Là où une bonne part de la house des années 1990 suivait une recette, Kincy jouait. Ses disques sont nourris de jazz et pleins de surprises : des accords qui se résolvent là où on ne les attend pas, des batteries qui balancent au lieu de marcher au pas, des lignes de basse qui respirent comme un musicien vivant plutôt qu'un preset. Il pouvait être brut et dépouillé pour le dancefloor, puis écrire dans la foulée quelque chose de tendre et cinématographique, avec la même chaleur artisanale. C'est pourquoi les passionnés du métier décortiquent encore ses morceaux : Gemini est une leçon magistrale sur l'art de rendre une machine humaine, et sur la somme d'émotion qu'on peut loger dans une simple boucle.

Comment Gemini a-t-il inspiré Daft Punk et la french touch ?

Nommément. Quand Daft Punk façonne son premier album, Homework, en 1997, le duo est imprégné de house de Chicago, et « Teachers », l'appel affectueux des artistes qui les ont formés, cite Gemini aux côtés de la lignée la plus brute de la ville : DJ Funk, DJ Deeon, Paul Johnson, DJ Sneak. Thomas Bangalter et Guy-Manuel de Homem-Christo ont absorbé le son jacking et malin de cette scène pour le porter dans la french touch qui a conquis le monde quelques années plus tard. Les disques complexes et imprévisibles de Kincy, mêlant jazz, garage et deep acid house, étaient exactement le genre de modèle qu'ils étudiaient. Pour entendre l'ADN de « Da Funk » ou « Around the World », on peut remonter une ligne droite, par Chicago, jusqu'à des producteurs comme Gemini.

Par quels disques de Gemini commencer ?

Commencez par les albums.
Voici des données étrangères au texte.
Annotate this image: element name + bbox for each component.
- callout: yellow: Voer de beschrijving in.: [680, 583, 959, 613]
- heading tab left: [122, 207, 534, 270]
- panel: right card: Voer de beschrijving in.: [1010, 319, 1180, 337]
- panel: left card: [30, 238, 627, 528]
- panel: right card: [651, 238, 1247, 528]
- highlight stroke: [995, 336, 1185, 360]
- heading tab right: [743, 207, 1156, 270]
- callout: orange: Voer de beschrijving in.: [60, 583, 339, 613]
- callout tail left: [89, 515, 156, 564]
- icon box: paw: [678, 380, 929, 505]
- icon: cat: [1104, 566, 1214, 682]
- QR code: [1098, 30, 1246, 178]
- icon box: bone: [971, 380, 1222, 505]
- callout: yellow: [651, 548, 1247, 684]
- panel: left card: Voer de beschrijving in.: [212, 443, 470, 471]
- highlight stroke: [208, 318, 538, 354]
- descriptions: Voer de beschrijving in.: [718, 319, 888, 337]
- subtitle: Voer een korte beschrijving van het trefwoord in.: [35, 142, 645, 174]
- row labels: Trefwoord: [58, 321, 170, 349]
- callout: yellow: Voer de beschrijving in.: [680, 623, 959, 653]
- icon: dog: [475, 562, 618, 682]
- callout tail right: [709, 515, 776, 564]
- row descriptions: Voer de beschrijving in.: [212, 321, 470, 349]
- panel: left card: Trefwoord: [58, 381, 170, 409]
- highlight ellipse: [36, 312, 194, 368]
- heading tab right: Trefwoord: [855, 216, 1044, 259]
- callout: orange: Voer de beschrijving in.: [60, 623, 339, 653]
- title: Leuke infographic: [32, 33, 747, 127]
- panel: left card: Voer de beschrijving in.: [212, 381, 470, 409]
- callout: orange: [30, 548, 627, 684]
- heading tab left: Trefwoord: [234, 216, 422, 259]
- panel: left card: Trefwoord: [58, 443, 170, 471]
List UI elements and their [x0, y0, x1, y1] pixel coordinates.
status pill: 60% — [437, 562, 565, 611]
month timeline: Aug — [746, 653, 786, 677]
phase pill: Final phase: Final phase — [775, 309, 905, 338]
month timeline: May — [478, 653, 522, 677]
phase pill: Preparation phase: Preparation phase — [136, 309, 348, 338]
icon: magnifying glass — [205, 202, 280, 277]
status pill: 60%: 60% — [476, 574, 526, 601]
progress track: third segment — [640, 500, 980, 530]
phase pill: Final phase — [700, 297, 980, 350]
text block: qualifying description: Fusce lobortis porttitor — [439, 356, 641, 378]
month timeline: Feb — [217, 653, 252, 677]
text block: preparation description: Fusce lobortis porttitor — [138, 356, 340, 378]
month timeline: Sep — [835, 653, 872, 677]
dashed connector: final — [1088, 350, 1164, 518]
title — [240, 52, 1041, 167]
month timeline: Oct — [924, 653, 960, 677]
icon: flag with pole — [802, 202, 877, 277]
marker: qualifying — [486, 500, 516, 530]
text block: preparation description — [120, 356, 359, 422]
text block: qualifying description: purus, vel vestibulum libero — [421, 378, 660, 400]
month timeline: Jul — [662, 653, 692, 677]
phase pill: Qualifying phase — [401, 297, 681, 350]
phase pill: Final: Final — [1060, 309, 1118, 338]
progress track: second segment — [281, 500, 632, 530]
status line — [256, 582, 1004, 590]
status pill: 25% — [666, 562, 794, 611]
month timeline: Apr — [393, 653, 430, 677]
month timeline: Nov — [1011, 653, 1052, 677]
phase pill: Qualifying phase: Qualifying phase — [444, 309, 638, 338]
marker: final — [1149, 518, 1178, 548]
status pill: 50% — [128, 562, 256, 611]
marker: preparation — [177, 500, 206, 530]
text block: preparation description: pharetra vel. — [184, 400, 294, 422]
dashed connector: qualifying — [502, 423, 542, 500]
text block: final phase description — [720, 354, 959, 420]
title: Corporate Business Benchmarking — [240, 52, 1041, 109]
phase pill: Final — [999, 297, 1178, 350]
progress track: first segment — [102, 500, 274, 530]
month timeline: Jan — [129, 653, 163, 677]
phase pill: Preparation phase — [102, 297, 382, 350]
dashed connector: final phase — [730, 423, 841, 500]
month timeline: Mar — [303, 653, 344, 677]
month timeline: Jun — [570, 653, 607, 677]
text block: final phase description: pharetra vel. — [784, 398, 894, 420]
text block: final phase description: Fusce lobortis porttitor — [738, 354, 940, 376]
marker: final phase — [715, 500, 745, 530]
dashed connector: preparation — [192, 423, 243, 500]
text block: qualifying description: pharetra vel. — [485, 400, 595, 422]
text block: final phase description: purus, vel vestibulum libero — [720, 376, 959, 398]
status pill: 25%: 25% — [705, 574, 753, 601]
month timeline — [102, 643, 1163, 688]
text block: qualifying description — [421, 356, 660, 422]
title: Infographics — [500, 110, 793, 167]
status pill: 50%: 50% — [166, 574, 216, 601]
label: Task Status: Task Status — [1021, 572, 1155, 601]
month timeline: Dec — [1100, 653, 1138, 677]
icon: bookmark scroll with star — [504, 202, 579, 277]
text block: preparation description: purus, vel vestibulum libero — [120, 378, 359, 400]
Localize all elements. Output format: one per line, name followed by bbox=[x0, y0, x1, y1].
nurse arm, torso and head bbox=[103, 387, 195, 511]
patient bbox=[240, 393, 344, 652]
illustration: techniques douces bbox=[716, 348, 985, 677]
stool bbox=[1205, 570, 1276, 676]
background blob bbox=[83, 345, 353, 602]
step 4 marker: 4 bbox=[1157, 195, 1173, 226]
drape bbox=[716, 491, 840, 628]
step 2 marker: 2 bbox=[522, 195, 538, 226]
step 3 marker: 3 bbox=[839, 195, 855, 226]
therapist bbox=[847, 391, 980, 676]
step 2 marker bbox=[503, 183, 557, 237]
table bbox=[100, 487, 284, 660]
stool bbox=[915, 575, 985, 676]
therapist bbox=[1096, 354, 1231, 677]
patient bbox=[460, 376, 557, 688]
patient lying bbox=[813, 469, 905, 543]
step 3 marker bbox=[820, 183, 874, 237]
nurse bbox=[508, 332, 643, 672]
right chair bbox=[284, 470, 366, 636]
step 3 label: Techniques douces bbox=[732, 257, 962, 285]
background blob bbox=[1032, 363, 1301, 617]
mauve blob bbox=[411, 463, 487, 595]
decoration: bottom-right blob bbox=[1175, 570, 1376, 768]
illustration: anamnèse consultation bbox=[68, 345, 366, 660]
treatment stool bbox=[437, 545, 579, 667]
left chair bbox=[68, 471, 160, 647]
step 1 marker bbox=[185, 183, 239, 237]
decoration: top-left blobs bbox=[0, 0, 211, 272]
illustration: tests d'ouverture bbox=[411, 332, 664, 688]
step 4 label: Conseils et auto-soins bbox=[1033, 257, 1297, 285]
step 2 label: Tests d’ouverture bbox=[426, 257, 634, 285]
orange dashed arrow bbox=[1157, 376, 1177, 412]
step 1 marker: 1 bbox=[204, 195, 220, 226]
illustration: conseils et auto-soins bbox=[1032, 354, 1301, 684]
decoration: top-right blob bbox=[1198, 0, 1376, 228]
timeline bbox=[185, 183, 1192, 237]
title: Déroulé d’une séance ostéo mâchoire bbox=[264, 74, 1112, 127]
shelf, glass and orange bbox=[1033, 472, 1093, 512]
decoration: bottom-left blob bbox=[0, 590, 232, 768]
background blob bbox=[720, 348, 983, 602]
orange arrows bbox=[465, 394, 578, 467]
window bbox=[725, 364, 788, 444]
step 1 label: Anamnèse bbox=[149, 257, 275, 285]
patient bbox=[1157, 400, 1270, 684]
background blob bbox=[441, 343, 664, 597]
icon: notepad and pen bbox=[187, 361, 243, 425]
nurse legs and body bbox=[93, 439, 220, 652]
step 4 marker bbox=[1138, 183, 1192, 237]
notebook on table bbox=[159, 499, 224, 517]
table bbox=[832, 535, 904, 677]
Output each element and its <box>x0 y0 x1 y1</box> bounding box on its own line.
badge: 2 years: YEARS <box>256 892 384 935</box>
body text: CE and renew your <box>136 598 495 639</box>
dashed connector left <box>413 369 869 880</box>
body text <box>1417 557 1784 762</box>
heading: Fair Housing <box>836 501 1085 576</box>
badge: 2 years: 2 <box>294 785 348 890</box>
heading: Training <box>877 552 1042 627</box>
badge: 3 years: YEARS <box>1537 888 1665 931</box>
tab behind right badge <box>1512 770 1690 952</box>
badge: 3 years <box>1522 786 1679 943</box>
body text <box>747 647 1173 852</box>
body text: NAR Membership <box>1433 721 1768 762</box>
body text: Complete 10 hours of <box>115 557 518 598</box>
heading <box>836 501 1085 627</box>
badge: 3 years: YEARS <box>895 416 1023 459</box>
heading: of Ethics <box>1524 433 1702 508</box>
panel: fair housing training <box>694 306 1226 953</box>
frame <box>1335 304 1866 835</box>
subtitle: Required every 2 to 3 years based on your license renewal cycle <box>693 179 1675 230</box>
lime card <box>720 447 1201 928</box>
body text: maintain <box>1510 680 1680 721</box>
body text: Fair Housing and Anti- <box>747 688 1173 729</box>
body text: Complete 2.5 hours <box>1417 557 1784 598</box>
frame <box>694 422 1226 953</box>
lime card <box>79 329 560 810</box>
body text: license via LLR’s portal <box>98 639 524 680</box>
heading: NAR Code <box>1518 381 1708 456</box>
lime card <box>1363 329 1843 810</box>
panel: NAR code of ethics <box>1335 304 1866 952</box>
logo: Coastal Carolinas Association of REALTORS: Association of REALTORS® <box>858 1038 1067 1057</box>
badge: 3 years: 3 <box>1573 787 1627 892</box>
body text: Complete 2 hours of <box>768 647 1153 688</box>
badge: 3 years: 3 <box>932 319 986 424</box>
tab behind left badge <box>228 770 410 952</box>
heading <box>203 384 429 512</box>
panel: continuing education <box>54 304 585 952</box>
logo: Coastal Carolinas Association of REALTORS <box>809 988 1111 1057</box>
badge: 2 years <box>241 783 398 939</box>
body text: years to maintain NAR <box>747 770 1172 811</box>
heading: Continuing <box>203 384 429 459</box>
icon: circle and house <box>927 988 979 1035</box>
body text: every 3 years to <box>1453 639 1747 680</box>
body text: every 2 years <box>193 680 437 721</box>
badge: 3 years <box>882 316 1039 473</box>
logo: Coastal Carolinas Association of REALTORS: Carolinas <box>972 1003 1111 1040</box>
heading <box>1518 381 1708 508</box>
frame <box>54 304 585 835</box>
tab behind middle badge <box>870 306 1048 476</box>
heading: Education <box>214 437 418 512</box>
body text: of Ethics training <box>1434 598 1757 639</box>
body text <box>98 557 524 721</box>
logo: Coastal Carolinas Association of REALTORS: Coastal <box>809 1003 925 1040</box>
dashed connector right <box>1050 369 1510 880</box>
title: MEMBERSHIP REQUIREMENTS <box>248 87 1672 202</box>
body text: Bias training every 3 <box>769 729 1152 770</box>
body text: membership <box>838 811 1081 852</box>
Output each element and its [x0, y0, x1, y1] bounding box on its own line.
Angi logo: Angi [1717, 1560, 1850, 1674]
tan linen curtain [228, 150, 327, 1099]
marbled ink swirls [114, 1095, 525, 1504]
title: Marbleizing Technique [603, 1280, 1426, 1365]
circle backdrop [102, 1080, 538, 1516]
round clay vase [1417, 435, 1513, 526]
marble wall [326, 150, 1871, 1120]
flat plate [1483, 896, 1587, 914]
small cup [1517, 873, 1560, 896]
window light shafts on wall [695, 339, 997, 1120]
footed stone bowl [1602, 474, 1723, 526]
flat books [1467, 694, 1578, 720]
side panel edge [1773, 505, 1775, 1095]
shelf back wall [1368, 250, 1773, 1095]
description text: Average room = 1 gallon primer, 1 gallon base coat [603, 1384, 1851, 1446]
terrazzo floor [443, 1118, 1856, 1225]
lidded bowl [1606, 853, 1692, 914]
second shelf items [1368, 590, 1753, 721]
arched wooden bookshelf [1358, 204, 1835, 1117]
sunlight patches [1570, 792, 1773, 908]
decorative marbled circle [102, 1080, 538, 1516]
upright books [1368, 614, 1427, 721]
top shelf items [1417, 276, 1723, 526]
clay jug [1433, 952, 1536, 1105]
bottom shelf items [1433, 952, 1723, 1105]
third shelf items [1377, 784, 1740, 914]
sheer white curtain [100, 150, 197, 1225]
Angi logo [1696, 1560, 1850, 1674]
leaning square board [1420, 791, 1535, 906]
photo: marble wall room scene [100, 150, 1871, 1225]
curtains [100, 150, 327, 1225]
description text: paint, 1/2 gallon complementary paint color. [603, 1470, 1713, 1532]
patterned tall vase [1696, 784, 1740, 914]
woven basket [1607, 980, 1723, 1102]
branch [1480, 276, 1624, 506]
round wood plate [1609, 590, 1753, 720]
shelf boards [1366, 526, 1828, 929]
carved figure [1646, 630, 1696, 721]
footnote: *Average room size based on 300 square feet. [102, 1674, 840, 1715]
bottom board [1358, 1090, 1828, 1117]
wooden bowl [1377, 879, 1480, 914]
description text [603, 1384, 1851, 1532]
In Neutral et The Music Hall montrent son ampleur, profond, musical, sans hâte, tandis qu'Imagine-A-Nation, sur Relief, le saisit à son plus ambitieux. Plongez ensuite dans les premiers maxis Cajual et Relief, où les morceaux sont plus bruts et taillés pour le dancefloor, puis dans le matériel Planet E, où la sensibilité Detroit de Carl Craig rencontre la chaleur de Chicago. L'essentiel a été réédité et se trouve facilement sur Bandcamp et les boutiques numériques des labels : un débutant peut désormais entendre en un après-midi une œuvre qu'il fallait autrefois traquer des années durant en vinyle.

Que s'est-il passé, et pourquoi son histoire ressemble-t-elle à une tragédie ?

Une part de la fascination tient au mystère. Kincy a disparu de l'industrie au sommet même de sa carrière, et depuis, fans et journalistes fouillent son catalogue en quête d'indices, car les titres eux-mêmes se lisent comme le journal d'un génie tourmenté. A Moment of Insanity (1995) nomme sans détour la détresse psychologique. Tangled Thoughts (1995) évoque la confusion et l'enchevêtrement mental. Et In and Out of the Fog and Lights (1997), l'album, est une description crue et poétique d'une lucidité fluctuante et de la dissociation, une formule qui résonne autrement quand on sait que l'homme derrière s'est retiré de la vie publique. Rien de tout cela n'est un diagnostic, mais la trajectoire, un sommet de créativité suivi d'une disparition soudaine, est ce qui fait de Gemini non plus seulement un grand producteur, mais l'une des histoires les plus hantées de la house.

Pourquoi l'héritage de Gemini ne cesse-t-il de grandir ?

Parce que la musique continue de trouver de nouvelles oreilles. Kincy s'est retiré de l'industrie au début des années 2000 et vit discrètement à Chicago depuis, mais son catalogue est réédité sans relâche depuis 2009, versions numériques des albums, EP repackagés, un coffret en 2018 réunissant ses quatre premières sorties, et une nouvelle génération s'en est éprise. Des producteurs de Ben UFO à Autechre le citent, des DJ passent encore ses disques, et chaque réédition fait découvrir le son à des gens qui n'étaient pas nés quand il a été fait. C'est la marque d'un vrai maître : la leçon survit au moment. Les disques de Gemini comptent parmi la deep house la plus humaine jamais gravée à Chicago, et la meilleure façon d'honorer l'homme est simple, allez l'écouter.